European regulators have not yet approved any US CCPs under Emir, meaning that relevant trades cleared using US CCPs will face additional capital requirements.

Last month Timothy Massad, chairman of the Commodity Futures Trading Commission, said in a speech that the US regulator is working with European regulators on reaching consensus over their recognition of US clearing houses. Massad said: “We’ve also been willing to work with the European Commission to make sure we are enhancing CCP resilience and minimizing differences that might lead to regulatory arbitrage. I certainly am as keen as Commissioner Jonathan Hill to bring this to a conclusion, and hope that we can do so soon”.

This month the CFTC approved Eurex Clearing, a unit of Germany exchange operator Deutsche Börse Group, as a registered Derivatives Clearing Organization.

This allows Eurex Clearing to initially offer proprietary over-the-counter clearing services to members domiciled in the US, together with their US affiliates. Eurex Clearing will then be able to extend its product offering to also offer clearing to clients domiciled in the US. In 2013 the CFTC granted exemptions or relief from registration to several non-US clearing houses, including Eurex, that wanted to clear swaps for their US clearing members but not for US customers.

Thomas Book, chief executive of Eurex Clearing, said in a statement: “The DCO approval is an important milestone in our strategy to further expand our global distribution. It also underlines Eurex Clearing’s commitment to our customers in the US market.”

Eurex has become the sixth clearing house outside the US to register with the CFTC. Massad said the CFTC’s system of dual registration came about because the regulator took a non-territorial view of where clearing must occur.

“The US did not mandate that clearing of futures traded on US exchanges must take place in the US, nor did we restrict the ability of US-based customers to clear futures traded abroad,” Massad added. “We simply required that clearing of futures traded on US exchanges take place through clearing houses that are registered and meet certain standards.”

The CFTC approval is subject to Eurex eventually complying with the CFTC’s requirements for straight-through processing once MiFID II comes into effect, likely in January 2018.

“Eurex requested that we issue a conditional approval so that it could comply with these requirements in the future, as it wishes to do so concurrently with the re-engineering of its systems to comply with European straight-through processing requirements, once they are finalized,” added Massad.

This month LCH.Clearnet, part of the London Stock Exchange Group, was also formally granted the status of Recognised Clearing House by the Monetary Authority of Singapore for EnClear, its freight division, ForexClear and SwapClear services.

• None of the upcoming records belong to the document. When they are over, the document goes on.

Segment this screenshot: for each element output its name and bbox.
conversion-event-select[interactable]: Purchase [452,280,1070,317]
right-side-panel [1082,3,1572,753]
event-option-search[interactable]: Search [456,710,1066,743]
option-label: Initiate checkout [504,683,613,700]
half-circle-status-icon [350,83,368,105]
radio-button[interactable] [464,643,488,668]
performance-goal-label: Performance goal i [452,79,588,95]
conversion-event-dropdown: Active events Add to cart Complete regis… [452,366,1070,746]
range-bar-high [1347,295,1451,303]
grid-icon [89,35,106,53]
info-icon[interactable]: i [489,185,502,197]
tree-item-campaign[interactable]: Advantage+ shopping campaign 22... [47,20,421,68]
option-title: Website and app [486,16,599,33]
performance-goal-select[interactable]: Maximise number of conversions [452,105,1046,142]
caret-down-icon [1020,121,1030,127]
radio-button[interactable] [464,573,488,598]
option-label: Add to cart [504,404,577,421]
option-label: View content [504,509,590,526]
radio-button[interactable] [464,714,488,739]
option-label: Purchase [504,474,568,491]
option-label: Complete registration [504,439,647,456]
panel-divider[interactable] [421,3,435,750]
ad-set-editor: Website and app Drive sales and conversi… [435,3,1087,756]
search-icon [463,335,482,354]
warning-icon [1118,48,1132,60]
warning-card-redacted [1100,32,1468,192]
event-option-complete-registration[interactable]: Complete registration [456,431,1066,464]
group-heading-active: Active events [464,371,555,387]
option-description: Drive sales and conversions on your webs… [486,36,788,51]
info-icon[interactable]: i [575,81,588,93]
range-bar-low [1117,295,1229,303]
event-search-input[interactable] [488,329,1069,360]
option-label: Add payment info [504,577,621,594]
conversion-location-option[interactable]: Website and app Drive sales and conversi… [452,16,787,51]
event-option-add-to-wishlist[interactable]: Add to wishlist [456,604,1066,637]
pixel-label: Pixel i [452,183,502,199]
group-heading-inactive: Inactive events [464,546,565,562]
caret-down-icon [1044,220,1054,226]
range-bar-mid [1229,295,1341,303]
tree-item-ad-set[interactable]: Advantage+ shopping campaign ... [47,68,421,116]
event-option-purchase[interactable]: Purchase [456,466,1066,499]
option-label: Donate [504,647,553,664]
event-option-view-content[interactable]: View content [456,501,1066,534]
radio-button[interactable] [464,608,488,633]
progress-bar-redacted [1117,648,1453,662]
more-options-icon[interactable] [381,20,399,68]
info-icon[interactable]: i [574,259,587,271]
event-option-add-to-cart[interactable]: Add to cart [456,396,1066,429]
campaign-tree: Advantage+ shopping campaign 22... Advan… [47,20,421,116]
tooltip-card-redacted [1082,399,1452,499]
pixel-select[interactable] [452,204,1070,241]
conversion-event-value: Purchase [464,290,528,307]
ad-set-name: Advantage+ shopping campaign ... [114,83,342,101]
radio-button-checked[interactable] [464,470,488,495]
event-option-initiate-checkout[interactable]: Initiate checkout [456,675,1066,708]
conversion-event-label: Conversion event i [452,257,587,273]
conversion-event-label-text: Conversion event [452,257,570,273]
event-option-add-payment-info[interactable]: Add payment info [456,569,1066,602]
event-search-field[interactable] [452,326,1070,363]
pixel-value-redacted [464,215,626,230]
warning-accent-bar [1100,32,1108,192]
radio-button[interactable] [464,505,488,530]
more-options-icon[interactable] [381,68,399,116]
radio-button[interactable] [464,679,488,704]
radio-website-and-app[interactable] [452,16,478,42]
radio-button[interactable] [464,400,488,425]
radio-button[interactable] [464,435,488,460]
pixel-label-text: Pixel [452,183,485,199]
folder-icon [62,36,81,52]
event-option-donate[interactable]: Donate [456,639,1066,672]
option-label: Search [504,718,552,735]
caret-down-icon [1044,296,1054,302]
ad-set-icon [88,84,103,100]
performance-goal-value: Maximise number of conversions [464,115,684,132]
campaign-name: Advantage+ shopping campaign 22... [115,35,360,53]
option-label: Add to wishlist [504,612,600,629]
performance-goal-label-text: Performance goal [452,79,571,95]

Martin Pluves, chief executive of LCH.Clearnet, said in a statement: “Singapore’s proposal to introduce a mandate for the clearing of US Dollar and Singapore Dollar-denominated interest rate swaps in the future is a significant development and we look forward to supporting firms in meeting their clearing obligations.”

In a report on global clearing from consultancy Tabb Group, Radi Khasawneh said there is evidence that market share changes are being partly driven by cost considerations for the first time.

“Regional fragmentation, particularly in the US and euro-denominated interest rate swaps, has helped clearing clients get clearing and compliance certainty thus far. They have paid for that certainty by actively restricting their clearing and counterparty choices geographically,” said Khasawneh. “A reversal of this trend may emerge if the expected regulatory harmonization between the US and Europe spurs cross-regional differentiation.”